3 Reasons: TSA Madcap
A better title for this might be: "Reason No. 764 I Don't Fly", and it mostly boils down to the sheer inconvenience in my perception to getting on and off the aircraft. I have little patience with our government wanting to remove old ladies and the infirm from their wheelchairs in a 'pat-down', or taking beloved dolls away from little girls who just got them from their grandparents at Christmas.
As for flying itself, that's fun and I have no reservations.
Back in the late 70's a friend had a pilots license and we routinely got up a group of folks and went to New Orleans, Dallas, or wherever for the weekends. I sat in the front right seat so often that one time the pilot was having difficulty staying awake before we boarded, so I got us all home from Love Field safe and sound. ...but that's a story for some other time and I'll need to check into some FAA statutes of limitations first before I tell you.
The TSA has gone too far recently in inspections and practices and I'm citing three examples:
1) A Connecticut restaurant, Atlantic Seafood sold a woman 50 lb of live lobster to take to her home in Georgia. The restaurant did their usual swell job of carefully wrapping the animals with paper, added salt water to keep them wet and moist and carefully packed them for air-shipping as they've done many times. At the bottom of the ice chest was one 15 lb lobster she'd picked out, larger than all the rest. The package was clearly marked: "Fragile - Live Lobsters".
The woman and the restaurant owner was outraged when a selfie of a TSA agent appeared, the agent holding the hugest crustacean by it's claws, which could have snapped off. Furthermore the agents did not carefully repack the lobsters, but threw them back in haphazardly the big one on top, crushing the smaller ones. See the photo here
2) A TSA Supervisor, who formerly worked at the San Francisco International Airport just pleaded guilty to taking bribes, as he looked at the ceiling while 50 lb packages of cocaine went through his x-ray machine. And this has been going on for years. Bobby Napier, the man who paid the bribes to the supervisor Joseph Scott - told the court that he'd been paying Scott for years to help smuggle both cocaine and marijuana. More about that here. How many other TSA agents could be part of a dope ring?
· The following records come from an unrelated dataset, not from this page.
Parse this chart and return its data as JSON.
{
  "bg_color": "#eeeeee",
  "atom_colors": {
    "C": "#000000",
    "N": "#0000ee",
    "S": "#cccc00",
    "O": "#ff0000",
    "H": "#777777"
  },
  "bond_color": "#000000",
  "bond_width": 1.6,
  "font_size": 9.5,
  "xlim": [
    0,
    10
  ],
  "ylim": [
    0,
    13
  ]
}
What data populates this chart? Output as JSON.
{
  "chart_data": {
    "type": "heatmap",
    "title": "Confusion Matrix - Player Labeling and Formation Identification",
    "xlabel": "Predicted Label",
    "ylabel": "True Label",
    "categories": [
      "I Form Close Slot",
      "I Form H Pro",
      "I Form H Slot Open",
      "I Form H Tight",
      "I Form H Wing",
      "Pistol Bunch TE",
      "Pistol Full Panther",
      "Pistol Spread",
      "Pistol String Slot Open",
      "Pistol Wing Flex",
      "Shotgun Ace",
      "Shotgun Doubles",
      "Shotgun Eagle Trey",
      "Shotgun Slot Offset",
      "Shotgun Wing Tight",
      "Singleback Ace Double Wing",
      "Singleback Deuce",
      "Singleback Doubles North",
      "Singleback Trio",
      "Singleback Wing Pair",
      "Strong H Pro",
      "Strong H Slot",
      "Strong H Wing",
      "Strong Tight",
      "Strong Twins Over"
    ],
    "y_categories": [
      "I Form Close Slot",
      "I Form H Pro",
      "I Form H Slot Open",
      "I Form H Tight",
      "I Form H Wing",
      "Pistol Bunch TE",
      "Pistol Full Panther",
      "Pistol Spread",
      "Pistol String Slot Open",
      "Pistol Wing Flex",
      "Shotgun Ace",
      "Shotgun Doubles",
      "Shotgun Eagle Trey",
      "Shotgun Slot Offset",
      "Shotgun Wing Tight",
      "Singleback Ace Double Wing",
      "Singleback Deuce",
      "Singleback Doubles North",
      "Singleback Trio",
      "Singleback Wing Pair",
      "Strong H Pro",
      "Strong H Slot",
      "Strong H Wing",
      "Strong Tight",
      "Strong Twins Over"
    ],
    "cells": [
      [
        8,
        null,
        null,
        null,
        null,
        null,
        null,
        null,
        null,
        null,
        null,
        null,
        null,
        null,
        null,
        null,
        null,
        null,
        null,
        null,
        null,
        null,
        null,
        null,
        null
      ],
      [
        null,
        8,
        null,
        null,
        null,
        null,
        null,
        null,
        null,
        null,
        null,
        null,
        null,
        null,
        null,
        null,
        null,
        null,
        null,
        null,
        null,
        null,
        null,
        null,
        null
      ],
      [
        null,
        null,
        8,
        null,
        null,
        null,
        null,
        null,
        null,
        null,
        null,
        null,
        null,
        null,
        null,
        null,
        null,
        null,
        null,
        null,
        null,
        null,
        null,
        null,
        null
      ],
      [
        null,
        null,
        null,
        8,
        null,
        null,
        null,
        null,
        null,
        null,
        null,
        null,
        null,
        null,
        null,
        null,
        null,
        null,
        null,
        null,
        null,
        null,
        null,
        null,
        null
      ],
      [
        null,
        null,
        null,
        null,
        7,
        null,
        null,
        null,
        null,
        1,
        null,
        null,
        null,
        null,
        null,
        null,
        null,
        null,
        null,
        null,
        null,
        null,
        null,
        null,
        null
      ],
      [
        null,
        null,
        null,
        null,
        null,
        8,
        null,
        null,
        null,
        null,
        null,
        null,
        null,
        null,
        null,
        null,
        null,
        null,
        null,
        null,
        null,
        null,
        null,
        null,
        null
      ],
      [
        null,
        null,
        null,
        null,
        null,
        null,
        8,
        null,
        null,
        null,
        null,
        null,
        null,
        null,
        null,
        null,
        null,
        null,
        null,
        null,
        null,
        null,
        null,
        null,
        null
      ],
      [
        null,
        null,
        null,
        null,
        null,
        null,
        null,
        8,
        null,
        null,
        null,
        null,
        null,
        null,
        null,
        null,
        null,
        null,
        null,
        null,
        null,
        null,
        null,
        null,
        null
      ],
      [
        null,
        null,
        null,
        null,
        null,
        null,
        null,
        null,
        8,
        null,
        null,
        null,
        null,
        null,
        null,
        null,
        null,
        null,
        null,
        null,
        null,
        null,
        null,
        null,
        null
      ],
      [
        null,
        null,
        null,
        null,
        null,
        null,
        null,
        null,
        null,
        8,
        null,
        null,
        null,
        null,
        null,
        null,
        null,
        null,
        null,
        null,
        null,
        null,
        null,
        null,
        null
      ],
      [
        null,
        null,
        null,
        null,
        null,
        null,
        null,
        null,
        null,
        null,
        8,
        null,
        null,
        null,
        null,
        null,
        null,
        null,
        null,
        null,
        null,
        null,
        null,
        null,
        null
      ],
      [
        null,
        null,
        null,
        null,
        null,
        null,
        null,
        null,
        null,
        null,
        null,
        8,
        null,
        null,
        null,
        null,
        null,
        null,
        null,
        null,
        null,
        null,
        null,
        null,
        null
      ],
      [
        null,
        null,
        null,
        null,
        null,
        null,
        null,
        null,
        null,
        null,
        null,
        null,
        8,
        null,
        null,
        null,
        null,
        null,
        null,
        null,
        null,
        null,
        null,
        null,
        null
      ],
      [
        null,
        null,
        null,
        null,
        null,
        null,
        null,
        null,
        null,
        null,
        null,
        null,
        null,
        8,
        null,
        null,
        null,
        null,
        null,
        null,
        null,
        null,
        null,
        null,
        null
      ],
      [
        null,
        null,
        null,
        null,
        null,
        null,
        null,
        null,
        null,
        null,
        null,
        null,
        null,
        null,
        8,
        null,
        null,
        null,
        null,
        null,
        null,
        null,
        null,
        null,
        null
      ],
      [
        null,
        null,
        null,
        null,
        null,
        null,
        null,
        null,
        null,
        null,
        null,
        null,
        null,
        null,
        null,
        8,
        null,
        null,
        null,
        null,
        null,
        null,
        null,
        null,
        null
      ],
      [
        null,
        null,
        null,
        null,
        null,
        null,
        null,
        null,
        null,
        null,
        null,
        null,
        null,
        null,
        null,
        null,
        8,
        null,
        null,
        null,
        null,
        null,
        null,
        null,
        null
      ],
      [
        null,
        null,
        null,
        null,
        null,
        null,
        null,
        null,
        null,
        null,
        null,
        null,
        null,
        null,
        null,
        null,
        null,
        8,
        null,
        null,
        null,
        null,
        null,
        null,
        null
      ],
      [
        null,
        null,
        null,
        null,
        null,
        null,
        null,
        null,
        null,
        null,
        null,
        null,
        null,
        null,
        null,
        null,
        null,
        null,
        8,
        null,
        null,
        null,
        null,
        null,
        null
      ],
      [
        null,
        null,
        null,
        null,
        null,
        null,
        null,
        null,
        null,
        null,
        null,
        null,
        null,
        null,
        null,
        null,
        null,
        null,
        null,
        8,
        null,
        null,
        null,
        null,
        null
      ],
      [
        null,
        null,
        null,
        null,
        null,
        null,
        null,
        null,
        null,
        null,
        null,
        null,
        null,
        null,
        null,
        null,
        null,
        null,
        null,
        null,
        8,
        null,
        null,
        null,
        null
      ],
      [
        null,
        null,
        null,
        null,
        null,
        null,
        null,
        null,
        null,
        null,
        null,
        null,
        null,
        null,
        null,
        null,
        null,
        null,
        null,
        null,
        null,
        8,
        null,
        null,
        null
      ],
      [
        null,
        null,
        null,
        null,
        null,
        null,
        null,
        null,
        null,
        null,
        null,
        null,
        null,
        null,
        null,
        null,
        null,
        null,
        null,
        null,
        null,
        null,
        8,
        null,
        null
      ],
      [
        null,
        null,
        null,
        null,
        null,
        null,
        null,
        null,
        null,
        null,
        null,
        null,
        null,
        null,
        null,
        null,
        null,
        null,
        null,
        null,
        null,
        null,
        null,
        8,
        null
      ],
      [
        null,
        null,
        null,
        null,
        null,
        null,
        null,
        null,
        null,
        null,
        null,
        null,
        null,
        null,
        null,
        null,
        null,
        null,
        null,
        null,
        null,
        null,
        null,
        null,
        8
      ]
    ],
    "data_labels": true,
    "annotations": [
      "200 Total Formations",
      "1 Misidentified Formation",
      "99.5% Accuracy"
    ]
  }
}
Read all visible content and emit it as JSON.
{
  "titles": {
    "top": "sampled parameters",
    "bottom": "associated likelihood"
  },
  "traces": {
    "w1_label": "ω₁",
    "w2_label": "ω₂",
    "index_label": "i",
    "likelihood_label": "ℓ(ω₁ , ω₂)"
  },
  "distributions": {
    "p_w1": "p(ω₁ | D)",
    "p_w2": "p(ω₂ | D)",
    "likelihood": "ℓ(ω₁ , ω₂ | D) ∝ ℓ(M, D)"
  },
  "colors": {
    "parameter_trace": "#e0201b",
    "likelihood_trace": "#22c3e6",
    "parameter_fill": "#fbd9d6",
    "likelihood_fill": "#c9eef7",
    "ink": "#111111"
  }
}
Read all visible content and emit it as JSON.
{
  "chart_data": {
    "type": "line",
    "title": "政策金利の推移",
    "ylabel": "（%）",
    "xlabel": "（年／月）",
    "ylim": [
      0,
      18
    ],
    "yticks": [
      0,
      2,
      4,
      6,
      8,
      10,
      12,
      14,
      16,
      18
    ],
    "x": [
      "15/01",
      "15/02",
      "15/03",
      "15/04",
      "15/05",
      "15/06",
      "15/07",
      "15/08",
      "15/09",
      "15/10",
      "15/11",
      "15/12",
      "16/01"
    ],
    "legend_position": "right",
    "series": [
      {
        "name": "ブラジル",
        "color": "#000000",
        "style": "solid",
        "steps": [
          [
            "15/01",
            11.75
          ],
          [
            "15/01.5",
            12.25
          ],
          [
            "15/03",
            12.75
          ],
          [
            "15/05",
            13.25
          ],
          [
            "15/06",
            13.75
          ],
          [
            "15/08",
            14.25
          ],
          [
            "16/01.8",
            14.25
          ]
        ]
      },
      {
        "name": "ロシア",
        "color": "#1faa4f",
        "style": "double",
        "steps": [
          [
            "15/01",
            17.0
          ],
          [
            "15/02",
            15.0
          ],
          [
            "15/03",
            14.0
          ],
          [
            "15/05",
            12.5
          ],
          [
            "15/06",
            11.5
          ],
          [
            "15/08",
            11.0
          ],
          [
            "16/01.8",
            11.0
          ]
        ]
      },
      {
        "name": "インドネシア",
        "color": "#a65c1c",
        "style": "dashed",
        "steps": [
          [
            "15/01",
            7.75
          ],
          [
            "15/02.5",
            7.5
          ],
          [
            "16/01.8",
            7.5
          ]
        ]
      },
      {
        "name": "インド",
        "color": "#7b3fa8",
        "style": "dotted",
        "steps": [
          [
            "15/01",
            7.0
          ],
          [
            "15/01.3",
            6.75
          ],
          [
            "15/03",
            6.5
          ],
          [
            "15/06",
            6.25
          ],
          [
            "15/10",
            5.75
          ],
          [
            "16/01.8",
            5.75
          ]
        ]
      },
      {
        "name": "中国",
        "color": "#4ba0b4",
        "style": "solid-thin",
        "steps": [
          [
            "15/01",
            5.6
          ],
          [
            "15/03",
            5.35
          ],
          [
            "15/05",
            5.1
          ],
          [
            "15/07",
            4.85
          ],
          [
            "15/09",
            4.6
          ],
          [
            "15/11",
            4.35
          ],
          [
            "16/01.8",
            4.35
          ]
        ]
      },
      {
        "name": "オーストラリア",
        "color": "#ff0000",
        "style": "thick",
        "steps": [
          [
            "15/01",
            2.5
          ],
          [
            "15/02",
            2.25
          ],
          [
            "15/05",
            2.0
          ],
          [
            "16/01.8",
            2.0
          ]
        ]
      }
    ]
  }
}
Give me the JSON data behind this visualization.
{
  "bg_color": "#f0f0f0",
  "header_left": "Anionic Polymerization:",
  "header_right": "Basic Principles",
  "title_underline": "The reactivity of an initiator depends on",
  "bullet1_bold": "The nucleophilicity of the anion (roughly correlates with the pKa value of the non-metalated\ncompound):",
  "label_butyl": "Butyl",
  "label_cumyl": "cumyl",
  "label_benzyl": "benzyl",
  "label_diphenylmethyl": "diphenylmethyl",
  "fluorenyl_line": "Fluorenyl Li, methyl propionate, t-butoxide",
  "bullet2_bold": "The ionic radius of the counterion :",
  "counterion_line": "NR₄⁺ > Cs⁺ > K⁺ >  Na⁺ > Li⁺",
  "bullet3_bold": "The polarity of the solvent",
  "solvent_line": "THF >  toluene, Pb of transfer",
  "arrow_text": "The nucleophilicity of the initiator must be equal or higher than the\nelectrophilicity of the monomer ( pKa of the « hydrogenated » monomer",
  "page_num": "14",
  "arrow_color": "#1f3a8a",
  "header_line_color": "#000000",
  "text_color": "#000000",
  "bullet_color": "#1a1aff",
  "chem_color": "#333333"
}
3) And finally, earlier this year on it's own accord with no direction from Congress or anybody else - the TSA began screening your books and magazines prior to boarding. Airports across the country were named, in particular Sacramento (the capitol of California) and Kansas City.
Privacy advocates sprang into action including the ACLU, (I agree with them). What we read is or can be very private, almost sacred to us. No one in America has a right to know what's in your mind or every potential thought you may have. According to the ACLU's Jay Stanley there is a long history in the US for 'special legal protection' of the privacy of one's reading habits. See Stanley's full remarks here.
The TSA has stated they have retracted the 'papers' program and claim to no longer be perusing your books at boarding, anywhere in the country.
Overall I think the TSA is a good and worthy idea, even though after all these years they've yet to catch a terrorist or find one bomb - they're a necessary evil in the times we live in, and will be until the time comes in this country where we don't have to be concerned about terrorism. It's better to err on the side of caution.
But on the other hand, there's the old saw: 'absolute power, corrupts absolutely', and the TSA needs to be overhauled from top to bottom and re-organized with common-sense rules and day-to-day practices.
Only then, will I think of flying commercial again.